Добродушная физиономия решилась на такое энергичное вмешательство, какое только казалось ей возможным:
— Дела за счет жизни ваших соотечественников? Фи, господа! — Тишина. Ропот.
Наконец Плоквурст:
— Я беспрерывно слышу: фи! Если бы я не видел, что самые большие звезды навешаны именно на этом господине, я бы сказал: ваше превосходительство, тут вы ни черта не смыслите. Это не по вашей специальности. Занимайтесь военными смотрами!
Добродушная физиономия повернулась к выходу. Другие офицеры уговорили ее остаться. Они доказывали, что у этих субъектов вообще забавные манеры, а Плоквурст — завзятый оригинал. Оживление заметно нарастало, по всему залу кто-то кого-то убеждал. Добродушная физиономия вздумала усомниться в безусловном превосходстве германской артиллерии. Это задело за живое промышленников.
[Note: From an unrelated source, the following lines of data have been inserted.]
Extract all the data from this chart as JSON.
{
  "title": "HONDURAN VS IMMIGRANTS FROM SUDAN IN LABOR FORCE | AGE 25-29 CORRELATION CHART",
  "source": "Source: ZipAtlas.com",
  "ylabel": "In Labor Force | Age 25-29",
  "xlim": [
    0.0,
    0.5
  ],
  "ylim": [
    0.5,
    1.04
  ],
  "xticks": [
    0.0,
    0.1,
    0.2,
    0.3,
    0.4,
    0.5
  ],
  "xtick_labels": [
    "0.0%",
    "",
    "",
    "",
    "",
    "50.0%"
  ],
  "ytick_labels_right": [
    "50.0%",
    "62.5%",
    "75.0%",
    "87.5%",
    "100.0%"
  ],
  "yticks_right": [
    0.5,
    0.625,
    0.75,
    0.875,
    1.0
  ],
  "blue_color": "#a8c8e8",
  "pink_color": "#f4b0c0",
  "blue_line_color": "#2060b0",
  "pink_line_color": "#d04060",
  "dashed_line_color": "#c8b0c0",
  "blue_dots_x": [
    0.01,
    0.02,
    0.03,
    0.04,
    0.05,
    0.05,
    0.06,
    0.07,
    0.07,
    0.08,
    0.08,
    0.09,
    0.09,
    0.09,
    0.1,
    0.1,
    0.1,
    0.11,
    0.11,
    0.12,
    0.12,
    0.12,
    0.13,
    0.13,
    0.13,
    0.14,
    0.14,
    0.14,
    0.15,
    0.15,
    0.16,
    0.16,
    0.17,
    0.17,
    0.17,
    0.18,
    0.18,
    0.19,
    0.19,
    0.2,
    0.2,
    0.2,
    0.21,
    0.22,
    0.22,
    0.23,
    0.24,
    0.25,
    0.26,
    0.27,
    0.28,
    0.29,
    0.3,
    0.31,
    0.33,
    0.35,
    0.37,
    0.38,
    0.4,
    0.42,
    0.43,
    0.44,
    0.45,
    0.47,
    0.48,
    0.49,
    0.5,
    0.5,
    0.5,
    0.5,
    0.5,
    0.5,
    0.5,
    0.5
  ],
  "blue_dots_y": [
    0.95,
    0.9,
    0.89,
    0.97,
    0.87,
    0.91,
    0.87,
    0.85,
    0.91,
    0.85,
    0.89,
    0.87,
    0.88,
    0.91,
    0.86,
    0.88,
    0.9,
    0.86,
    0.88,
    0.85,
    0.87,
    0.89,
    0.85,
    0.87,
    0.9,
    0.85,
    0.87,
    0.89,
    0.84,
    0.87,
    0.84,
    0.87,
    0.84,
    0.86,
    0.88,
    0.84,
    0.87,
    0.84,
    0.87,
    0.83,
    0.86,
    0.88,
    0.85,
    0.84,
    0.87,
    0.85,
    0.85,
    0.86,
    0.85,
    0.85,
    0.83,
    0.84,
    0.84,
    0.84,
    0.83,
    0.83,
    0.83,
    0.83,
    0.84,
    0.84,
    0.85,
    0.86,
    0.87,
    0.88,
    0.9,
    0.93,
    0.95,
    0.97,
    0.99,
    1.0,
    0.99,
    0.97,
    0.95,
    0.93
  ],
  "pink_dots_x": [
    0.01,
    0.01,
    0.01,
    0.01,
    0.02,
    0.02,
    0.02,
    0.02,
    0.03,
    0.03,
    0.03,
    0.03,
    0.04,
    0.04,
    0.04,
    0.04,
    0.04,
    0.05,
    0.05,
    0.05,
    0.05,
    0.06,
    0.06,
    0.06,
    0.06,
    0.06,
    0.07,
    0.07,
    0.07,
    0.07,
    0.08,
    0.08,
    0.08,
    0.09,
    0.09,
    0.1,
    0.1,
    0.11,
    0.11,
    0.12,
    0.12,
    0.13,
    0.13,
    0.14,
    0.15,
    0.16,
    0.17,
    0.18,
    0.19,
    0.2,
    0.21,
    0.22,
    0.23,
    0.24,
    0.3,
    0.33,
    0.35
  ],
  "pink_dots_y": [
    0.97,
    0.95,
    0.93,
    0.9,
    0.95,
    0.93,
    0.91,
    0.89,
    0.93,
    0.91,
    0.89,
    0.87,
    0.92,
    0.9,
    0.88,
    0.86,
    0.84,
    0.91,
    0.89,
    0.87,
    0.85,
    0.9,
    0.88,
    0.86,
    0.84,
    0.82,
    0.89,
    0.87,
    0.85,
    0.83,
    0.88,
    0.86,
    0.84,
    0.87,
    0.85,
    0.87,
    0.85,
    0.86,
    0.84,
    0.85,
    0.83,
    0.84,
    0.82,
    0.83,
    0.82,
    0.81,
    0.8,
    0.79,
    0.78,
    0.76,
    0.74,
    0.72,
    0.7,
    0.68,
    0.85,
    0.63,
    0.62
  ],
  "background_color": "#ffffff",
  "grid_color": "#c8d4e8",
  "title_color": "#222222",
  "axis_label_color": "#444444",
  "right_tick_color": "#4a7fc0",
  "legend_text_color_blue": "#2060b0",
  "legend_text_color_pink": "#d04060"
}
Они сразу заговорили не о поставках, а о нравственной обязанности кастрировать вырождающиеся расы, неизвестно кого подразумевая под этим — то ли добродушную физиономию, то ли врага, у которого были более усовершенствованные орудия.
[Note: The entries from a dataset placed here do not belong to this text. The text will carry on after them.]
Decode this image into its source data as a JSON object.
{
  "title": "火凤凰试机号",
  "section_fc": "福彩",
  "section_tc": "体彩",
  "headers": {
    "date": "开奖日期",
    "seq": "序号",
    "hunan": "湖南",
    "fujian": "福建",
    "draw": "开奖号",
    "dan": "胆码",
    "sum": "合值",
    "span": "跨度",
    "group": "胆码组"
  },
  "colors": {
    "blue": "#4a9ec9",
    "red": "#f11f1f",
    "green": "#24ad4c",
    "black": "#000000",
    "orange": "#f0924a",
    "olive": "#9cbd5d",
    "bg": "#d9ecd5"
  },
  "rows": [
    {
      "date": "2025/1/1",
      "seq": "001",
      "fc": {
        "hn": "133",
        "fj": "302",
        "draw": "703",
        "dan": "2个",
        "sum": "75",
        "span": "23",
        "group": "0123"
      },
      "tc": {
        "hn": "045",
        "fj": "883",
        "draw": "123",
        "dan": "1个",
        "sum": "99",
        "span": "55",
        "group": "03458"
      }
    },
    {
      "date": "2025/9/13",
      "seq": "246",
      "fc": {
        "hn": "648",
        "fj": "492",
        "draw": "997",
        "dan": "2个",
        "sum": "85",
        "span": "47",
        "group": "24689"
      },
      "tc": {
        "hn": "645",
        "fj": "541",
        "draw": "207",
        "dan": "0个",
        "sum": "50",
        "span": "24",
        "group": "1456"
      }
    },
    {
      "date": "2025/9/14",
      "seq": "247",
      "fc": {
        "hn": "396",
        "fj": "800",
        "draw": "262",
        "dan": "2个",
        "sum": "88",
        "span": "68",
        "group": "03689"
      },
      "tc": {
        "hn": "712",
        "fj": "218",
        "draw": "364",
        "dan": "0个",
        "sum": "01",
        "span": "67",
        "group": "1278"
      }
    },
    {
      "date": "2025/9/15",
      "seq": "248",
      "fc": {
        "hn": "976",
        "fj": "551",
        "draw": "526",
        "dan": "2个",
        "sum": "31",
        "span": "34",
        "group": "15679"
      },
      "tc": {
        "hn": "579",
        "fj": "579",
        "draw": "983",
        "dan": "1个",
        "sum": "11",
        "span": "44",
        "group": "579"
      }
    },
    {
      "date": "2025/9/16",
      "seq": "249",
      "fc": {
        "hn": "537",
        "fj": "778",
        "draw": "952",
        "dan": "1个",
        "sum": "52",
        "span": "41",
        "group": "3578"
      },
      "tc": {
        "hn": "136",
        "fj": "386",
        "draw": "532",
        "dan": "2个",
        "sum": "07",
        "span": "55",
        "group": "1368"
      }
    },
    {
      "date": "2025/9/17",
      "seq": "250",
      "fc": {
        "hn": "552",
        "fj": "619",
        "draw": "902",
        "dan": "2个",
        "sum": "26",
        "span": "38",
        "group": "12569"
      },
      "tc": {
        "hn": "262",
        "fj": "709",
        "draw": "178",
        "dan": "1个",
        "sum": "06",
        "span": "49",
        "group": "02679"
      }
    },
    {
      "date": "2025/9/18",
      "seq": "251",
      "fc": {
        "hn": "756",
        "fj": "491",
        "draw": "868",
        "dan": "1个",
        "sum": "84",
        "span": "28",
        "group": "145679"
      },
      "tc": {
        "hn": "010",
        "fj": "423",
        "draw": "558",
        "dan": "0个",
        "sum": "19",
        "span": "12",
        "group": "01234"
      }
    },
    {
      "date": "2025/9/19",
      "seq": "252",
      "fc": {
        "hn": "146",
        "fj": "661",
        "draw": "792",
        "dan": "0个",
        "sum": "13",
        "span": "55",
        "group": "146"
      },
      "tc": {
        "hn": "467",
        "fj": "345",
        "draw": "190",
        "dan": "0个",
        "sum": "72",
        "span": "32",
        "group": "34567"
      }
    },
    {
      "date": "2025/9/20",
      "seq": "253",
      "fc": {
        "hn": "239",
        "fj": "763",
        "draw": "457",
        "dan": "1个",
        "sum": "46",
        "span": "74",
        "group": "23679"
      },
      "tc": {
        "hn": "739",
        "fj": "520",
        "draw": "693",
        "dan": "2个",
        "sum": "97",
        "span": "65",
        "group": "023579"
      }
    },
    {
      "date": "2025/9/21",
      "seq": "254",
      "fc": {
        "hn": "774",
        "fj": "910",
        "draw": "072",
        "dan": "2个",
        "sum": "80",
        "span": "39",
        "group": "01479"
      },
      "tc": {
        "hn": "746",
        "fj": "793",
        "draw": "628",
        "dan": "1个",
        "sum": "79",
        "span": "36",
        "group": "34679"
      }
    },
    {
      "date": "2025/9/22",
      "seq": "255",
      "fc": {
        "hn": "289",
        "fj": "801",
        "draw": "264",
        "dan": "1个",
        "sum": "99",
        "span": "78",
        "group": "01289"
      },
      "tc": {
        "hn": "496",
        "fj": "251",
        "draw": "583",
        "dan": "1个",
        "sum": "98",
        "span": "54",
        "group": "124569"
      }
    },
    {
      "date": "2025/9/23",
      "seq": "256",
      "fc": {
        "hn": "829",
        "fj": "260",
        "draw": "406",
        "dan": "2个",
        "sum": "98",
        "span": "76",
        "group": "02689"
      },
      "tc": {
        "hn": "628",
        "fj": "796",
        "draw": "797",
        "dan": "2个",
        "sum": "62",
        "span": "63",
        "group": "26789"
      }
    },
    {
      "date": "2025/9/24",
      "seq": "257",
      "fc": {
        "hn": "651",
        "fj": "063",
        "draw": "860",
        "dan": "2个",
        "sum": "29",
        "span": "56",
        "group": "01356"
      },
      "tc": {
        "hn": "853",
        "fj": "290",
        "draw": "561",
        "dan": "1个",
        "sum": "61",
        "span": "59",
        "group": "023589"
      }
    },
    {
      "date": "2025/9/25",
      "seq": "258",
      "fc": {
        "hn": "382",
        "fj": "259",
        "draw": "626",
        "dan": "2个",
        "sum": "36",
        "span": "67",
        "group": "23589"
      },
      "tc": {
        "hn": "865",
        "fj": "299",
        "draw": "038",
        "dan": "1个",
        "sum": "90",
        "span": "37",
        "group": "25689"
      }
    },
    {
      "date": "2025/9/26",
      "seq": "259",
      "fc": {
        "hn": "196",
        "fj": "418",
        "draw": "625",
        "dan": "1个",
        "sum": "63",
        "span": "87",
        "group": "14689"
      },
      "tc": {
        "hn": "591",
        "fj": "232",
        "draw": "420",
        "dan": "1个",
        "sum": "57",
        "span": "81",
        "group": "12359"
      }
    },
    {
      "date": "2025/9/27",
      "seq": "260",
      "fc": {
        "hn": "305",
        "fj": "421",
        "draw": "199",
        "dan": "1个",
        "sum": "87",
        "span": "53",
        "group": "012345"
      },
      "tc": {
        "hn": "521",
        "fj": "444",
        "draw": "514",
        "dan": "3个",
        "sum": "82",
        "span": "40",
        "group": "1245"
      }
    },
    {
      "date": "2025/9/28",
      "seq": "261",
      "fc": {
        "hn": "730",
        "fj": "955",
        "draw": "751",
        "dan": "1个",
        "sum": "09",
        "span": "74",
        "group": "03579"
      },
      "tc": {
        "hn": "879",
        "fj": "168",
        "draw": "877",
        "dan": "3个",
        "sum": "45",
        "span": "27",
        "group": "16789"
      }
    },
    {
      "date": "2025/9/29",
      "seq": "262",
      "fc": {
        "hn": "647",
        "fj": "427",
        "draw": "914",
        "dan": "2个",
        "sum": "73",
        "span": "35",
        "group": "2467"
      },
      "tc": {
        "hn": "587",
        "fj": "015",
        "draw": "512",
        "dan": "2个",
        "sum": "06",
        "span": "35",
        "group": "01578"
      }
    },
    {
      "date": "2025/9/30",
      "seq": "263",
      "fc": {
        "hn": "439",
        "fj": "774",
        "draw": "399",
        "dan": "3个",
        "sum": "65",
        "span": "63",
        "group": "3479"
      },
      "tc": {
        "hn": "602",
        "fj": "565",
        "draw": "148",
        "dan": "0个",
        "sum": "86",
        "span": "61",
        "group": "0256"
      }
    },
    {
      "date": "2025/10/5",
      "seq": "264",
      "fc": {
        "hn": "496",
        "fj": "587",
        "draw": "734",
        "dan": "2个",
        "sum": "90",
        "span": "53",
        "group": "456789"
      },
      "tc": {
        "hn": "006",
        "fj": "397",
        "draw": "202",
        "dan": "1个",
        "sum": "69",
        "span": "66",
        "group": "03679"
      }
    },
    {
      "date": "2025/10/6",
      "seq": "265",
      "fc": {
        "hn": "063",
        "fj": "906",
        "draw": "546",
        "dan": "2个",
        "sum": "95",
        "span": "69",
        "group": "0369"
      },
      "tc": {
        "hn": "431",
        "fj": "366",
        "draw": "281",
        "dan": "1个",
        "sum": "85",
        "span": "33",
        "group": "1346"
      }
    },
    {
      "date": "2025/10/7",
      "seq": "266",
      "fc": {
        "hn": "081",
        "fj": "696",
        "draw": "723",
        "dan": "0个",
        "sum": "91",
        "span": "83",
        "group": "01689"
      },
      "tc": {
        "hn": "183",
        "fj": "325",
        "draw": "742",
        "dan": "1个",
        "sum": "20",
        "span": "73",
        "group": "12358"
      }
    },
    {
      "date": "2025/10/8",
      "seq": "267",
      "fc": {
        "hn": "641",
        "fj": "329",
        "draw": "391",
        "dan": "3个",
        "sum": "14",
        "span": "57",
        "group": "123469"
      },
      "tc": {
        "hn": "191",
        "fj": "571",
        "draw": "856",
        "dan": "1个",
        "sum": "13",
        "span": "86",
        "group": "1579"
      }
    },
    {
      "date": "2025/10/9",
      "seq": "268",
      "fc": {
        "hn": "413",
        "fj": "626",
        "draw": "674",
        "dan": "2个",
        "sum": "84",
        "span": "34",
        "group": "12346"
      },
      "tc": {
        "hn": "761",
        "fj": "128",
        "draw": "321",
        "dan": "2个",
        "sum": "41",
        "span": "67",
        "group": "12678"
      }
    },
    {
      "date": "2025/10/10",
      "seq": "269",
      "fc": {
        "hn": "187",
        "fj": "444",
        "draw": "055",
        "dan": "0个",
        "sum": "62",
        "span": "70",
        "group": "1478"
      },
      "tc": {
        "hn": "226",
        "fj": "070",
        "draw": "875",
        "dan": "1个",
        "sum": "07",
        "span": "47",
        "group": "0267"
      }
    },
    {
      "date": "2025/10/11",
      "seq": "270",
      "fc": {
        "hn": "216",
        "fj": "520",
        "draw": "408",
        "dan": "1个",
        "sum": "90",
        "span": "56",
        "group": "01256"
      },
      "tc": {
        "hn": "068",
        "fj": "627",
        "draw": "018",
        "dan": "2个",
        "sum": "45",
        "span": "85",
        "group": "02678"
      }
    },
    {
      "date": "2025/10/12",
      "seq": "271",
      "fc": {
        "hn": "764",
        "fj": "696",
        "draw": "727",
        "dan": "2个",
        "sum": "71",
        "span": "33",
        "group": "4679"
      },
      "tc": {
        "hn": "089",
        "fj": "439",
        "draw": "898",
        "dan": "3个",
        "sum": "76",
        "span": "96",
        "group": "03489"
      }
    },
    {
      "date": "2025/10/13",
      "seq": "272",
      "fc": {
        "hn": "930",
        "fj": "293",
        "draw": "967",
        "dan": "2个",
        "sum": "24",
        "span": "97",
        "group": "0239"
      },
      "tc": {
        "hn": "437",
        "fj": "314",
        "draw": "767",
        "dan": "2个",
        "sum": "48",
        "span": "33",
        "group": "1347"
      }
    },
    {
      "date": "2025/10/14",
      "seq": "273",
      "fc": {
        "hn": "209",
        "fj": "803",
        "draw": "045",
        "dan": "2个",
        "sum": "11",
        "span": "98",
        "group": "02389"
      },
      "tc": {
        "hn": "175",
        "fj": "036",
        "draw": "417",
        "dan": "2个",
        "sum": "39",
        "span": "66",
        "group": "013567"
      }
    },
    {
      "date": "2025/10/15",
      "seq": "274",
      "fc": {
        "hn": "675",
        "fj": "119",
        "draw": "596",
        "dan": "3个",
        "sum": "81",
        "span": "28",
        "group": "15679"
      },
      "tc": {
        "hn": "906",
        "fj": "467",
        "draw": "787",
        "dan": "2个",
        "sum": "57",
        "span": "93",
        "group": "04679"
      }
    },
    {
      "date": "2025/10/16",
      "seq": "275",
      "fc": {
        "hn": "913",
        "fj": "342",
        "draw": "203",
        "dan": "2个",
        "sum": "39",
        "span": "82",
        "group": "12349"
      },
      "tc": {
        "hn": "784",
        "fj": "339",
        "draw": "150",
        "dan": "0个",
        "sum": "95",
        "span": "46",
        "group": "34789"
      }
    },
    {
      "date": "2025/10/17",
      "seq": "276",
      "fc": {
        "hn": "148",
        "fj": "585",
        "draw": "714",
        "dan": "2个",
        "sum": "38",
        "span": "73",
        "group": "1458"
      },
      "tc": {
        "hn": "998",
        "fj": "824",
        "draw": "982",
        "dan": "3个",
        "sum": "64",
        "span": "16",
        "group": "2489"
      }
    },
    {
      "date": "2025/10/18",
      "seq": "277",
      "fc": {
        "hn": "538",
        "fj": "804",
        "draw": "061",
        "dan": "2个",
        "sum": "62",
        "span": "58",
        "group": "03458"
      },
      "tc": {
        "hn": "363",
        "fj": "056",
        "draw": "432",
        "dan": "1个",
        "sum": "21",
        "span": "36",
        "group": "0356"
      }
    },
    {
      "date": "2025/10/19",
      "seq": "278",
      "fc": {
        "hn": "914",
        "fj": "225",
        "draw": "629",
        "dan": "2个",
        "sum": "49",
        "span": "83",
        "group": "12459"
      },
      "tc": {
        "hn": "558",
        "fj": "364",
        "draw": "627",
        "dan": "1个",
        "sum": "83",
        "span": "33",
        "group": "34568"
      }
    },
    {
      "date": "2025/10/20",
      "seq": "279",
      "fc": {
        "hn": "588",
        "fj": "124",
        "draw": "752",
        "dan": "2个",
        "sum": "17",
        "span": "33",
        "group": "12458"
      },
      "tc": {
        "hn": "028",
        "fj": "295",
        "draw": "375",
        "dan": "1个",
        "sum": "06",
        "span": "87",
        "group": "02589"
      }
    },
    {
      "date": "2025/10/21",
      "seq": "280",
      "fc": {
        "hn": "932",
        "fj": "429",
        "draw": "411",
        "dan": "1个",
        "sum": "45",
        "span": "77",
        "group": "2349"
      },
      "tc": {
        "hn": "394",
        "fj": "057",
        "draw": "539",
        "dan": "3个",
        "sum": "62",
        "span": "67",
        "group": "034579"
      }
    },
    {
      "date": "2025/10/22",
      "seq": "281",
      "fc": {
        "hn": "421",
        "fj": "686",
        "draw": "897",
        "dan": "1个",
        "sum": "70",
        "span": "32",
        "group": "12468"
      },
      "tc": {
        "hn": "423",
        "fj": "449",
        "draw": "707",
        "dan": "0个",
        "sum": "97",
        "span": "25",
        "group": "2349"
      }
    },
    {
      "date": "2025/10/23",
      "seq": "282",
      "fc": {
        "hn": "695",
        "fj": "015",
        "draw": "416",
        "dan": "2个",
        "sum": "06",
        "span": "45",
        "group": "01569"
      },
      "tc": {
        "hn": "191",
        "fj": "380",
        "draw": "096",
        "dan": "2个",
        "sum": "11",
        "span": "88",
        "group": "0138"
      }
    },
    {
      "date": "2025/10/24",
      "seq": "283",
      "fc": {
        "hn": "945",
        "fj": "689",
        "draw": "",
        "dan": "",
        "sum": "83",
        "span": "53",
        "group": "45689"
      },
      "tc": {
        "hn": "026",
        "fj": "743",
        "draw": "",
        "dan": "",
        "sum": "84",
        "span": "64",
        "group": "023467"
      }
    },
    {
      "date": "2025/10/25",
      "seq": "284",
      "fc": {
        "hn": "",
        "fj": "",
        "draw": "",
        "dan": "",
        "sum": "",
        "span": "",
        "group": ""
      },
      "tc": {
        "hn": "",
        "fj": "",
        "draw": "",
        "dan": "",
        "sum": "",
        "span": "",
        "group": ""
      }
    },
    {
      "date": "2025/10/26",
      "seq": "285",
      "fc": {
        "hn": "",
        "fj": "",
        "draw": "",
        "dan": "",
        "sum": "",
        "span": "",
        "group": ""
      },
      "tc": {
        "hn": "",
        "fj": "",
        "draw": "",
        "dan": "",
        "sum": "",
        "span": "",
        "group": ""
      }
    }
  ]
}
— Господа! — сказала уже не сама добродушная физиономия, которой все опротивело, а ее адъютант. — Вам бы следовало чаще бывать в церкви. — Хохот. Заминка, растерянность, но тотчас новая вспышка, столь сильная, что двое директоров задохлись, их пришлось попрыскать водой. У одного началась рвота, его вывели.
Фон дер Флеше, генерал-адъютант императора, пояснял тем временем другим директорам правлений, что Россия сейчас не способна вести войну, а Франция будет всячески увиливать, так что ничего не выйдет, лучше и не надеяться. На что те отвечали оскорблениями величества. Они не намерены быть и впредь свидетелями такой дряблости. Один из них стегал плетью негров в Африке и даже пробовал человеческое мясо! У него нервы крепкие!
Череп, ратовавший за диктатуру, встретил одобрение. Он тоже не знал страха. Международные проблемы могут решаться лишь кровью и железом; одни идеалисты-толстосумы противятся войне, сказал он окружающим его идеалистам, которые в порыве воодушевления забыли о своих толстых сумах. Череп всем пришелся по душе; разумный человек, хоть и интеллигент. Он свое дело знает, умеет привлекать массы даже лучше, чем его предшественник, покойный Тассе.
Череп без малейшего труда одерживал победы над всем объединившимся против нас миром, так что офицеры только дивились. Впрочем, он и в поражении не видел большой беды. Внутренняя смута и хаос породили бы в конце концов диктатуру, в которой мы давно нуждаемся…
Все это звучало превосходно, но, к сожалению, дурно пахло. Покойный Тассе издавал только запах йодоформа, а от этого скелета просто несло тлением. Он все говорил, но толпа поредела.